The foundation of John’s defense of icons is the reality of the Incarnation. The Word truly became flesh. He became visible. He became circumscribable, depictable, recognizable. He took on every dimension of authentic human experience except sin itself, including the suffering and the temptations and the bodily limitations that the rest of us know. This is not theological abstraction; it is the foundation of the entire Orthodox spiritual life. Because the Word truly took flesh, we can paint his face on wood and venerate the icon. Because he truly suffered, we can bring our suffering to him and know that he understands. Because he was truly tempted, we can bring our temptations to him and know that he has overcome them. The whole shape of John of Damascus’s theology rests on this single luminous fact: God has come into our condition without remainder.
After the Theotokos commanded the Elder to allow John to write again, John spent the rest of his life at the Lavra of Saint Sabbas. He left the monastery only once. When the iconoclast Council of Hieria met in 754 (forty years after the heresy had begun) and tried to give iconoclasm formal ecclesiastical sanction, John traveled to Constantinople at his very advanced age to denounce them publicly. The iconoclasts arrested him, imprisoned him, tortured him. By the mercy of God he survived. He returned to his monastery. He kept writing dogmatic treatises and composing hymns. He died at Saint Sabbas around the year 750 (some sources say a bit later, into the 770s or 780s). He was over 100 years old. His relics remained at the Lavra, where they continue to be venerated to this day. The Lavra itself, founded by Saint Sabbas in 478, is still inhabited by Orthodox monks and is one of the few continuously functioning monasteries in the world that has been operating without interruption for more than fifteen hundred years.
John of Damascus matters to every Orthodox Christian because he gave us so much of what we recognize as Orthodox Christianity in its fullness.

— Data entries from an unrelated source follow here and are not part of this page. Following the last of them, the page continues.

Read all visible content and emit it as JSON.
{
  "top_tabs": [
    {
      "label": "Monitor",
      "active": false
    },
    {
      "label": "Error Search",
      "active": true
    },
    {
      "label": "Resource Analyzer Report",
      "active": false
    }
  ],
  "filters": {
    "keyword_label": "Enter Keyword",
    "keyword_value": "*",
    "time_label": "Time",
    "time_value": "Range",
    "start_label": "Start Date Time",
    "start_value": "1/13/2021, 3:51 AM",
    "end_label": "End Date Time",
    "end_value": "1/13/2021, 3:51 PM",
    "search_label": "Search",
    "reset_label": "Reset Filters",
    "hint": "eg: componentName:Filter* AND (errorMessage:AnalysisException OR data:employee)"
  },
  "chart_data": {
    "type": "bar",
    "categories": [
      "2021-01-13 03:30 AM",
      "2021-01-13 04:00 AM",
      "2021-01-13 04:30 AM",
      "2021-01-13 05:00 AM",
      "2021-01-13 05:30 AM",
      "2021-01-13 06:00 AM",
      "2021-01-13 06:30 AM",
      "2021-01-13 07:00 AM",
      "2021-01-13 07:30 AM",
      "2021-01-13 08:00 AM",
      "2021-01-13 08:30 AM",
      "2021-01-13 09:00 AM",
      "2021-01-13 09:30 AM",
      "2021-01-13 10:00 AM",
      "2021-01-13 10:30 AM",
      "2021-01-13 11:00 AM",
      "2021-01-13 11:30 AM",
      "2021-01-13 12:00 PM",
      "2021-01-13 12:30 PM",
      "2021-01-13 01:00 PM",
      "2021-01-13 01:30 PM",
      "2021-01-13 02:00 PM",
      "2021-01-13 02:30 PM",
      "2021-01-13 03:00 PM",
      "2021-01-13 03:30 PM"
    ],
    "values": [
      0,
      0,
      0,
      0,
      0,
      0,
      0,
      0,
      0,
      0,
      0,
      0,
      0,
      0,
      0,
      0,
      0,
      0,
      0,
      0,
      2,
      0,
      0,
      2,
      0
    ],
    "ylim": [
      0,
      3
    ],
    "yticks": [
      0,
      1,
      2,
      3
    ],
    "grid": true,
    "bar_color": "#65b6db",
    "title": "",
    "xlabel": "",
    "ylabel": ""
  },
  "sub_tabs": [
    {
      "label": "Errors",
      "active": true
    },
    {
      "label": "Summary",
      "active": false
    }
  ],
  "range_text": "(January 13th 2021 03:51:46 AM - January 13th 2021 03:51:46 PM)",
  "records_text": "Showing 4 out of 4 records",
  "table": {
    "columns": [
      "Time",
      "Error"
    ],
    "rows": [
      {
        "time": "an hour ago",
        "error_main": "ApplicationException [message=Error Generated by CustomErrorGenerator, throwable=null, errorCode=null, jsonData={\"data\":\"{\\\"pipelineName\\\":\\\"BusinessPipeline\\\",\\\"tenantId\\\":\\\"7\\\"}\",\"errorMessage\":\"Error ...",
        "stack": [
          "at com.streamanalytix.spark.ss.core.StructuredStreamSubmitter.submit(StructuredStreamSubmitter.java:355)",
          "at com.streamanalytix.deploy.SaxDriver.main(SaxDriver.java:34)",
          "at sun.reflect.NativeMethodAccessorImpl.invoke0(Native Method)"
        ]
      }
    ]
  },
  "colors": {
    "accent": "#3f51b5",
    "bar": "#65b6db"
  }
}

The icons that line every Orthodox church — the right to venerate them was theologically anchored by his three treatises against the iconoclasts. The Paschal Canon that bursts forth on the night of Resurrection — he wrote it at the Lavra of Saint Sabbas. The Octoechos that shapes the rotation of every Sunday Liturgy — he was its principal compiler. The funeral hymns that we sing when we lay our beloved dead to rest — he composed them. The first systematic textbook of Orthodox dogmatic theology, which guided the Christian East for a thousand years — the Fount of Knowledge, his magnum opus. He came at the end of the great age of patristic theology and gathered everything that had come before into a single coherent structure. He gave the Church a map of what she believes. Every subsequent Orthodox dogmatic treatise stands on his work. To love Saint John of Damascus is to love the structure of Orthodoxy itself.